Today I'll be writing about what I have learnt about combinatorics, which played, and, in my opinion, will still be playing an important role in both Codeforces and CP (short for competitive programming).

However, combinatorics is such a great subject that made that impossible for me to write it all in one blog. So, this is just the second blog, which is friendly to beginners. If you are interested, please, pay attention to this account and I'll give posts as series for a long term.

If you have found some mistakes in the text, or if you have some questions about the topic, please, leave a comment, and I'll check it weekly and reply. Also, if you find some grammar mistakes, a kind comment will be also welcomed.

Previous Blogs

Content

Homework Tutorial
Catalan Sequence
Stirling Number
Derangement
Recurrence relation
homework

Part 0 — Pre-knowledge

In order not to make this blog too long (it's already very long now xD), I won't explain these things anymore. You can find them on wikis or google them.

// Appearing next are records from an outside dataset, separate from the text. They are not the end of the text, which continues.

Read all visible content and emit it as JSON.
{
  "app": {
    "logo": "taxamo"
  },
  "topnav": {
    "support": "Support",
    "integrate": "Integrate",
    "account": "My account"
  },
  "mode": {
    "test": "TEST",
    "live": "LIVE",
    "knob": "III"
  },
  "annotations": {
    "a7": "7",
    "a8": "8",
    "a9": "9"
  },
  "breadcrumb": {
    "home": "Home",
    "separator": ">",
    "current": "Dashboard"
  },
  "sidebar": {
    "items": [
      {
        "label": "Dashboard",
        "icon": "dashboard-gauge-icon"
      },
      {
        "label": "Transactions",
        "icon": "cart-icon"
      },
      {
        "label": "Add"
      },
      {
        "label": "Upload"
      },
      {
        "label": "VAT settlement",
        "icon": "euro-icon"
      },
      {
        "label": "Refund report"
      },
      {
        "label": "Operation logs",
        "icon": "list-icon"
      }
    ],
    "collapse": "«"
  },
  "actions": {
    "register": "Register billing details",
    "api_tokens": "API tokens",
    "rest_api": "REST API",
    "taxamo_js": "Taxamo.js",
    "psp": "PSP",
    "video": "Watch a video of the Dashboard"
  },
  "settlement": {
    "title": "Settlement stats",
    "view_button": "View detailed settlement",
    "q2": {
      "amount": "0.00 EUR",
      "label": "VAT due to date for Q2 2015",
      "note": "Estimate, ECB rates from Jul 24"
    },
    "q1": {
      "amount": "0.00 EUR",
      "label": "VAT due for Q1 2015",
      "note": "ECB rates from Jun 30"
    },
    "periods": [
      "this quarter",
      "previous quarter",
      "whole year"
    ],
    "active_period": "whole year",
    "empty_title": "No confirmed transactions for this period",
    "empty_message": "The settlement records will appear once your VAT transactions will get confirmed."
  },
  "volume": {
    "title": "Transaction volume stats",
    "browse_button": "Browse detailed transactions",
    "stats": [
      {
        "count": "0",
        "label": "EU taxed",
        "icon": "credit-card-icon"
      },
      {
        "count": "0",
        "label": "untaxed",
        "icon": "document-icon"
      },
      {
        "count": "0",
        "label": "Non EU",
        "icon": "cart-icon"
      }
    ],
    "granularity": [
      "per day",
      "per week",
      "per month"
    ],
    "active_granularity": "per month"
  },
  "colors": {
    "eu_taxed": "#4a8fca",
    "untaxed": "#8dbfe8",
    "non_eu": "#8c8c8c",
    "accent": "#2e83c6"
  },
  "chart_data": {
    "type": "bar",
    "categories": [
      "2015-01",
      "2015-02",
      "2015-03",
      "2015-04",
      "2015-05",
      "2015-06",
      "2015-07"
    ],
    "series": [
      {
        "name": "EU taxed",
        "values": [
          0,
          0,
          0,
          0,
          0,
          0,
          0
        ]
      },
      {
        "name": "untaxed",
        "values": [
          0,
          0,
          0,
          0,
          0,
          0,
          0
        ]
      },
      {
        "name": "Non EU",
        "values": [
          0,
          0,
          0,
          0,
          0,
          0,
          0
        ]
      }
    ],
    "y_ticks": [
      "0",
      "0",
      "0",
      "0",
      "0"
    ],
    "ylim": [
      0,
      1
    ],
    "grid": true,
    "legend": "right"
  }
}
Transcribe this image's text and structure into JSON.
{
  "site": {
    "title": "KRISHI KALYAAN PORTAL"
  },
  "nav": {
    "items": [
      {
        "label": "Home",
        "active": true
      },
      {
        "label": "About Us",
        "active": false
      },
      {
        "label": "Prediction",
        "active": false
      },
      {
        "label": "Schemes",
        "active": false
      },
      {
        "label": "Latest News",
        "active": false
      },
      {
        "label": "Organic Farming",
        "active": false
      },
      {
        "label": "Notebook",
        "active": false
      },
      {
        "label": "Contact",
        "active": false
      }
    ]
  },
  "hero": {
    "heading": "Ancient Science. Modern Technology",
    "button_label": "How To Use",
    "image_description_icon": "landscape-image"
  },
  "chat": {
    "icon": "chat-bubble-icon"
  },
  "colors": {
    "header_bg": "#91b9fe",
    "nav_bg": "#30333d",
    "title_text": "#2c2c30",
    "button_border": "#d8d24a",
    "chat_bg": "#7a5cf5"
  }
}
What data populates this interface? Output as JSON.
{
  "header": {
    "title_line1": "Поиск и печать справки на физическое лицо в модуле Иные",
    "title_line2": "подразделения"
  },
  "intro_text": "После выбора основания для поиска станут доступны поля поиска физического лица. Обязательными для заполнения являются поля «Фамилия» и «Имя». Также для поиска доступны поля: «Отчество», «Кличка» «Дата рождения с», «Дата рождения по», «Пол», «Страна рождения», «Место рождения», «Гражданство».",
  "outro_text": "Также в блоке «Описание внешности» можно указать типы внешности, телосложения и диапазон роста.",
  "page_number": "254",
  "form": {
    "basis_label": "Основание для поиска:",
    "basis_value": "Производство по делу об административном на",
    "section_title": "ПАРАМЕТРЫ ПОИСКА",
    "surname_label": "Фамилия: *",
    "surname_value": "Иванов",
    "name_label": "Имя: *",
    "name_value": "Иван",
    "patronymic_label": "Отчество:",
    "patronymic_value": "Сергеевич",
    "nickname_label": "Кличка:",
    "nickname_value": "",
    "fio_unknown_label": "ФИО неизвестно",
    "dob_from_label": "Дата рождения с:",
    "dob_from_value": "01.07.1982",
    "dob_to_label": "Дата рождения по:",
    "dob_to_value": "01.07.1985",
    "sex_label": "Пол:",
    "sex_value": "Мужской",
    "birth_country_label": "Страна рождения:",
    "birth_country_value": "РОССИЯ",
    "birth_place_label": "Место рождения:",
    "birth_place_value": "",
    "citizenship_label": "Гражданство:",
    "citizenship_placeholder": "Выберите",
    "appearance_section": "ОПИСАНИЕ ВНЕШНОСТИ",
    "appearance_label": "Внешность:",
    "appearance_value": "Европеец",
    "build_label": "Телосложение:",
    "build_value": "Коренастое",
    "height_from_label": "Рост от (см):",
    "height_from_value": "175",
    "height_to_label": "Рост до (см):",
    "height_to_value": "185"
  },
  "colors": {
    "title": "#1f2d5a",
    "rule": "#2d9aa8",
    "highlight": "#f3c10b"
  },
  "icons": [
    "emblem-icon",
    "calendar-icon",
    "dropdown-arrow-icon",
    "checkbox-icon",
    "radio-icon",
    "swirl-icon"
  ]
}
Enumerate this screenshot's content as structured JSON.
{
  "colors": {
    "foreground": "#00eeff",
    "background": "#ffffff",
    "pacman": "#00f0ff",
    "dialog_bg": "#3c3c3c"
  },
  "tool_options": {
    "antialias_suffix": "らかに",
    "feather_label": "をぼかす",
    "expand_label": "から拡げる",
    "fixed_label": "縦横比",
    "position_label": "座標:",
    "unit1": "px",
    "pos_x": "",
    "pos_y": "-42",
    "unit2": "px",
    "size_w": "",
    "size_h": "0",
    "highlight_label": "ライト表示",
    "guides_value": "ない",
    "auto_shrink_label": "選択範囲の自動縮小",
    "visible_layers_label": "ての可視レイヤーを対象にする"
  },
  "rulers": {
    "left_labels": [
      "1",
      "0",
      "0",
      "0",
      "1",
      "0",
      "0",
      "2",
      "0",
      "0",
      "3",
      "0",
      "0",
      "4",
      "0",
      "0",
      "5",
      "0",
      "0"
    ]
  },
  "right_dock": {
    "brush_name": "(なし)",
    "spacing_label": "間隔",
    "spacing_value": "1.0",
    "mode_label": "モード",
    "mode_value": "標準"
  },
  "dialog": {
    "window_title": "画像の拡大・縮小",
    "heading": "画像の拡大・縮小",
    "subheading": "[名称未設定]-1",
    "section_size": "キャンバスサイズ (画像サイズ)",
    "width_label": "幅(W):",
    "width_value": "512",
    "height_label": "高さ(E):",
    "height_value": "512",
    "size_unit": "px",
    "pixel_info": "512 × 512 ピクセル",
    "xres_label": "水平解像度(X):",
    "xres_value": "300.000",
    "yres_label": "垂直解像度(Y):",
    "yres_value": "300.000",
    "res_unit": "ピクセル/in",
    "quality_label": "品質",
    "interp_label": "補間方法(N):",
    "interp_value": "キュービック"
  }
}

What Combinatorics (1)(2) mentioned.
CP basics.
Reading simple C++ code.

Part 1 — Homework Tutorial

Task A

The first task of it can be solved with two quick powers in $$$\mathcal O(\log{(n+k)})$$$ time.

The second task can be solved with combination initiation, $$$inv[i]$$$ initiation mentioned in Task C in $$$\mathcal O(n)$$$ time.

Task B

Let's define $$$z$$$ the number of the $$$0$$$s in the array, $$$p$$$ the number of the positive elements in the array, $$$m$$$ the number of the negative elements in the array.

When the product is $$$0$$$, we have to choose at least one $$$0$$$. You may find it difficult to solve it directly, let's reduce the invalid subsets' count, which contains no $$$0$$$. So the count is $$$2^{n-z}$$$. The whole count is $$$2^n$$$, the answer is $$$2^n-2^{n-z}$$$ which can be solved in $$$\mathcal O(\log n)$$$ time.

When the product is positive, we have to choose $$$2i$$$ negative numbers. So we can enumerate the count of the negative numbers and calculate the answer. Notice that $$$2i\in[0,n]$$$. First, we can choose any subset of the set of positive numbers. So the answer is:

$$$\sum_{i=0}^{2i\leq n}\binom{m}{2i}\times 2^{p}$$$

When the product is negative, we have to choose $$$2i+1$$$ negative numbers. So we can enumerate the count of the negative numbers and calculate the answer. Notice that $$$2i+1\in[0,n]$$$. First, we can choose any subset of the set of positive numbers. So the answer is:

$$$\sum_{i=0}^{2i+1\leq n}\binom{m}{2i+1}\times 2^{p}$$$

All above can be solved in $$$\mathcal O(n)$$$ time.